Sas chimiques, mise en dépression et filtration de l’air intérieur… Le futur insectarium de l’IBMC ne fera l’impasse sur aucune des normes internationales de confinement. Et pour cause ! Ce laboratoire de niveau P3 abritera des moustiques vecteurs de pathogènes humains tels que l’agent du paludisme chez l’homme mais aussi des virus comme celui de la dengue, du chikungunya ou encore Zika. En les manipulant dans des conditions de sécurité optimales, les chercheurs du Ridi entendent comprendre de quelle façon ces pathogènes infectent les moustiques et comment ces derniers se défendent, des études essentielles pour développer de nouveaux moyens de lutte.

Les scientifiques vont pouvoir donner un second souffle à leurs recherches.  « Une de nos équipes travaille sur l’immunité antivirale de la drosophile depuis une dizaine d’années, explique Jean-Luc Imler. Nous avons déjà fait plusieurs découvertes sur les mécanismes de résistance aux virus qui touchent cette mouche. Nos travaux suggéraient que des mécanismes identiques existaient chez les moustiques. Malheureusement, faute d’espaces confinés, nous ne pouvions pas vérifier nos hypothèses sur des moustiques porteurs de virus dangereux pour l’homme. »

Des moustiques à la loupe dans des conditions de sécurité optimales

Dans un climat de recherche très concurrentiel, il n’aura pas fallu longtemps pour que des chercheurs américains et australiens ne leur dament le pion. « Un peu frustrant », confie le directeur du Ridi.
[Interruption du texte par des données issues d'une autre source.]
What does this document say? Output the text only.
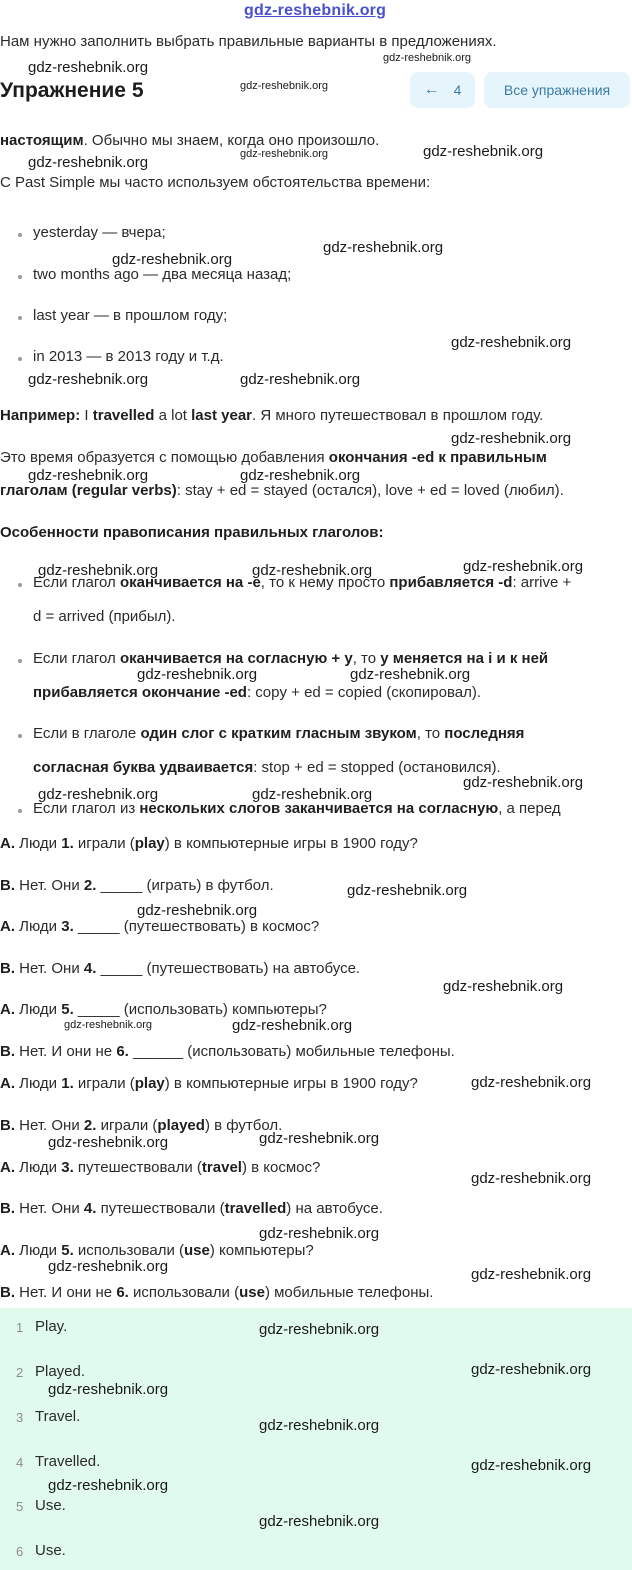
gdz-reshebnik.org
Нам нужно заполнить выбрать правильные варианты в предложениях.
Упражнение 5	← 4	Все упражнения
настоящим. Обычно мы знаем, когда оно произошло.
С Past Simple мы часто используем обстоятельства времени:
yesterday — вчера;
two months ago — два месяца назад;
last year — в прошлом году;
in 2013 — в 2013 году и т.д.
Например: I travelled a lot last year. Я много путешествовал в прошлом году.
Это время образуется с помощью добавления окончания -ed к правильным
глаголам (regular verbs): stay + ed = stayed (остался), love + ed = loved (любил).
Особенности правописания правильных глаголов:
Если глагол оканчивается на -e, то к нему просто прибавляется -d: arrive +
d = arrived (прибыл).
Если глагол оканчивается на согласную + y, то y меняется на i и к ней
прибавляется окончание -ed: copy + ed = copied (скопировал).
Если в глаголе один слог с кратким гласным звуком, то последняя
согласная буква удваивается: stop + ed = stopped (остановился).
Если глагол из нескольких слогов заканчивается на согласную, а перед
A. Люди 1. играли (play) в компьютерные игры в 1900 году?
B. Нет. Они 2. _____ (играть) в футбол.
A. Люди 3. _____ (путешествовать) в космос?
B. Нет. Они 4. _____ (путешествовать) на автобусе.
A. Люди 5. _____ (использовать) компьютеры?
B. Нет. И они не 6. ______ (использовать) мобильные телефоны.
A. Люди 1. играли (play) в компьютерные игры в 1900 году?
B. Нет. Они 2. играли (played) в футбол.
A. Люди 3. путешествовали (travel) в космос?
B. Нет. Они 4. путешествовали (travelled) на автобусе.
A. Люди 5. использовали (use) компьютеры?
B. Нет. И они не 6. использовали (use) мобильные телефоны.
1 Play.
2 Played.
3 Travel.
4 Travelled.
5 Use.
6 Use.
gdz-reshebnik.org
gdz-reshebnik.org
gdz-reshebnik.org
gdz-reshebnik.org
gdz-reshebnik.org
gdz-reshebnik.org
gdz-reshebnik.org
gdz-reshebnik.org
gdz-reshebnik.org
gdz-reshebnik.org	gdz-reshebnik.org
gdz-reshebnik.org
gdz-reshebnik.org	gdz-reshebnik.org
gdz-reshebnik.org
gdz-reshebnik.org	gdz-reshebnik.org
gdz-reshebnik.org	gdz-reshebnik.org
gdz-reshebnik.org
gdz-reshebnik.org	gdz-reshebnik.org
gdz-reshebnik.org
gdz-reshebnik.org
gdz-reshebnik.org
gdz-reshebnik.org	gdz-reshebnik.org
gdz-reshebnik.org
gdz-reshebnik.org	gdz-reshebnik.org
gdz-reshebnik.org
gdz-reshebnik.org
gdz-reshebnik.org	gdz-reshebnik.org
gdz-reshebnik.org
gdz-reshebnik.org
gdz-reshebnik.org
gdz-reshebnik.org
gdz-reshebnik.org
gdz-reshebnik.org
gdz-reshebnik.org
Mais le laboratoire strasbourgeois est en passe de retrouver un coup d’avance. « Nous avons noué un partenariat avec le Brésil pour mener des expériences sur la dengue et nous venons d’obtenir 100 000 euros de la Commission européenne pour travailler sur Zika. Pour l’instant, les expériences ont lieu au Brésil mais nous pourront bientôt les réaliser à Strasbourg. » Les scientifiques auront alors toute latitude pour travailler sur la drosophile et le moustique en parallèle. « Dès lors que nous découvrons une molécule intéressante chez la drosophile, l’objectif est de vérifier si elle existe également chez le moustique. »

Décrypter les dessous génétiques de l’immunité chez les insectes

Si les chercheurs du Ridi consacrent autant d’efforts à l’étude du système immunitaire des insectes, c’est que ces derniers sont loin d’être passifs face aux pathogènes qu’ils véhiculent. « Les insectes, qui représentent une biodiversité très importante, ont co-évolué avec des bactéries, des virus, des champignons pendant des centaines de millions d’années. Ce faisant, ils ont développé des mécanismes de défense efficaces ». Certaines lignées de moustiques parviennent ainsi à éliminer de leur organisme le parasite responsable du paludisme. Si bien que ces diptères ne transmettent pas la maladie à l’homme. Décrypter les dessous génétiques de ces mécanismes développés au cours de l’évolution apparaît donc comme une stratégie de recherche prometteuse pour développer de nouvelles cibles thérapeutiques. « Si un insecte a trouvé une faille chez un virus ou un parasite et s’en sert pour le neutraliser, nous avons tout intérêt à comprendre comment il s’y prend », fait valoir Jean-Luc Imler.

Chaque année,  800 000 personnes succombent aux maladies infectieuses transmises par les moustiques. « Les virus sont des menaces émergentes et imprévisibles, prévient le chercheur. Dans quelques années, il y a tout à craindre qu’un nouveau Zika fasse son apparition. » Face à cette éventualité, le futur insectarium, prévu pour être opérationnel fin 2017, constituera une plateforme expérimentale précieuse.